必ずしも熱心に BEYOOOOONDS を追っていたわけではない報告者であってすら、岡村美波さんについては、びっくりするほどプロフェッショナルであると思っていました。可愛く愛らしいアイドルを “演じている” ことまで含めて、自分が “演じているって理解している” ことまで含めてファンにアピールしているところまでがパッケージされていて、岡村みいみさん、まことにプロフェッショナルであると思っていました。そして、多くの BEYOOOOONDS ファンが語るところによれば、岡村さんは、そのようにして、”自らアイドルたらん” と日々研鑽しているとも。

そんな岡村美波さん、初めての単独武道館コンサートの終盤で感想のご挨拶をするにあたって、中央のステージを照らす天空までのペンライトの群れに向かって、こう言います。「本物のアイドルになれてましたか?」って。

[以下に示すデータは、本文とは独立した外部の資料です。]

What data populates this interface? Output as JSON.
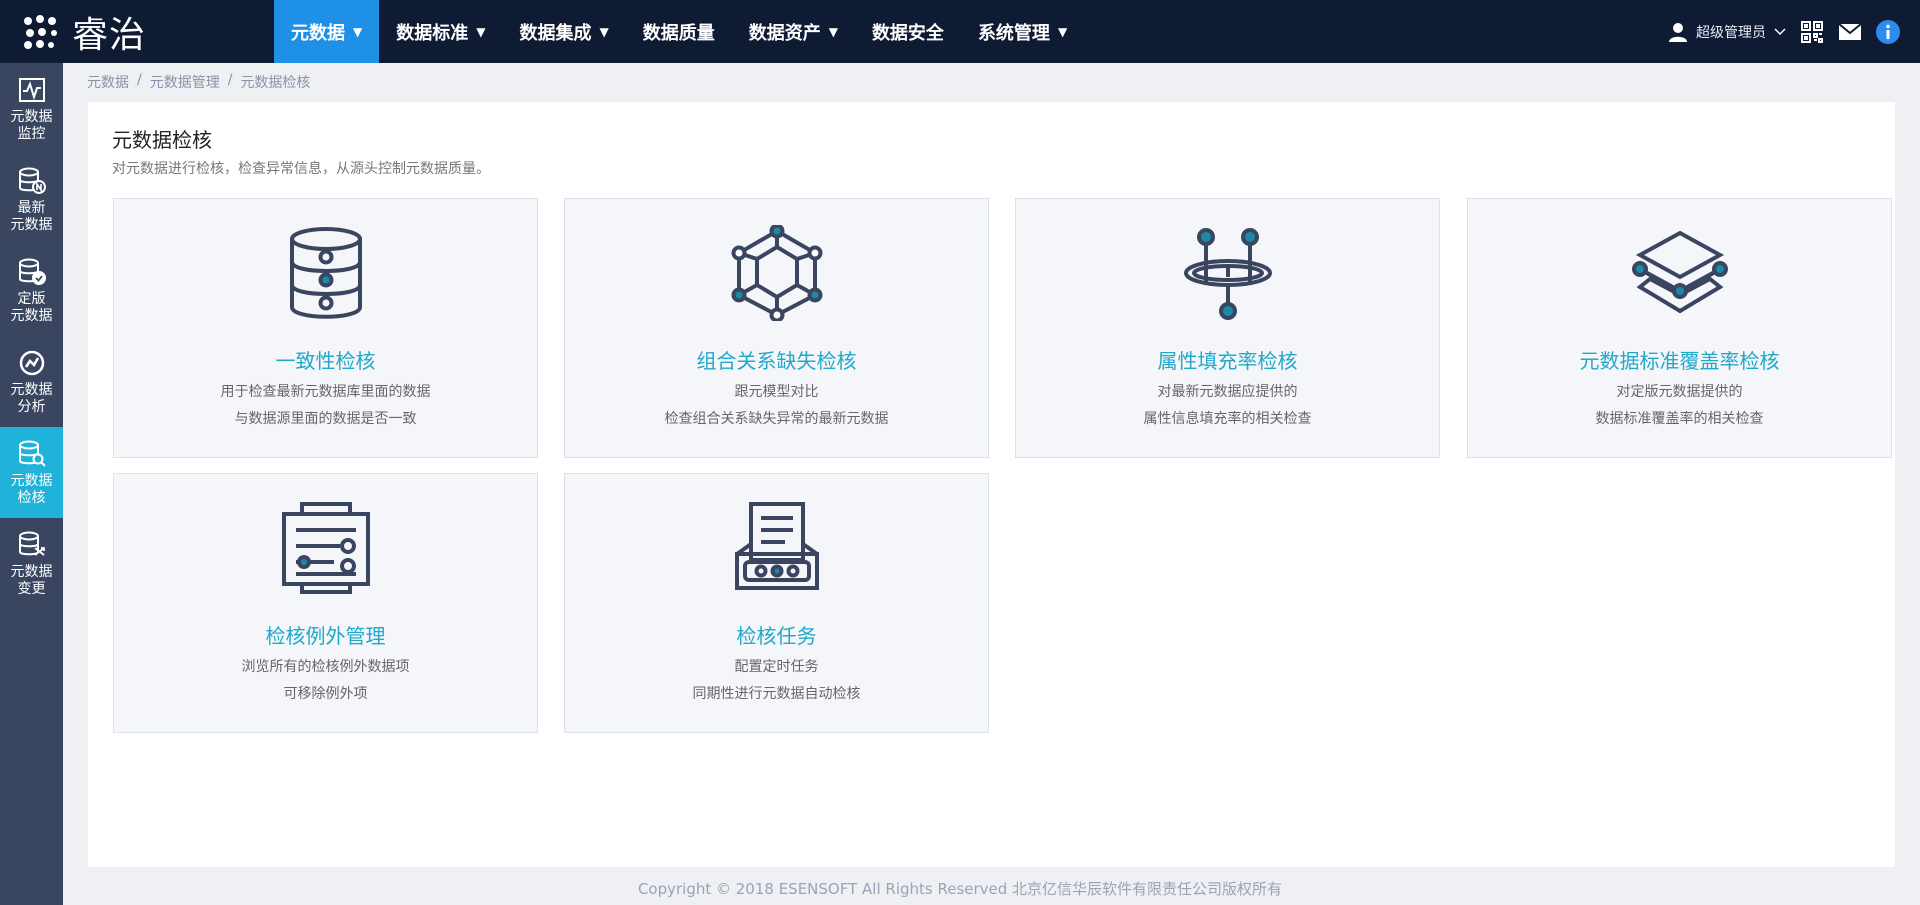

岡村さんの、そのご挨拶を耳にして、わたくし、思わず不覚にも(「思わず」と「不覚にも」って、同じ内容の修飾語を繰り返しちゃうほど)眼から体液を漏らしてしまいます。”不覚の涙” ですから、当人、あんまり理由がわかっておりません。ただ、岡村さんが、「本物のアイドルになれてましたか?」って、そう武道館に問いかけた時、そう “問いかけた” その一瞬だけ、日々彫琢し続けていた「みいみ」の後ろにいる、岡村美波が見えたようにも思った…ってのは、やっぱり後付けかな。ともかく、このご挨拶の岡村さんに、すっかりやられた次第です。

って、実は、不覚それ自体は、その前から始まっていたりして。
ライブ中盤のメドレーパート、BEYOOOOONDS を構成する3つのユニットがそれぞれにメドレーを披露する部分で、「CHICA#TETSU」の『都営大江戸線の六本木駅で抱きしめて』で、とっくに不覚を取っていたのでした。すでに。

元々、この楽曲については、ずいぶんと耳に残る良い曲だなって思っていたんですけど、今般、イントロから、なんだかストレートに響いてしまって、いきなりの不覚を取っていたという次第です。ええ、最初っから良い曲だな、耳に残る旋律だし、明るくて楽し気で良い曲だなって、そう思ってはいました。けれども、「CHICA#TETSU」ってユニット名だったり、一岡伶奈さんの鉄ヲタぶりだったり、そうしたグループの特徴を紹介するような、言ってみればユニットの名刺代わりの軽いコミカルソングで、楽曲的な押し出しという点では、今後、もっと本気の代表曲が控えているに違いないって思ってたんですけどね。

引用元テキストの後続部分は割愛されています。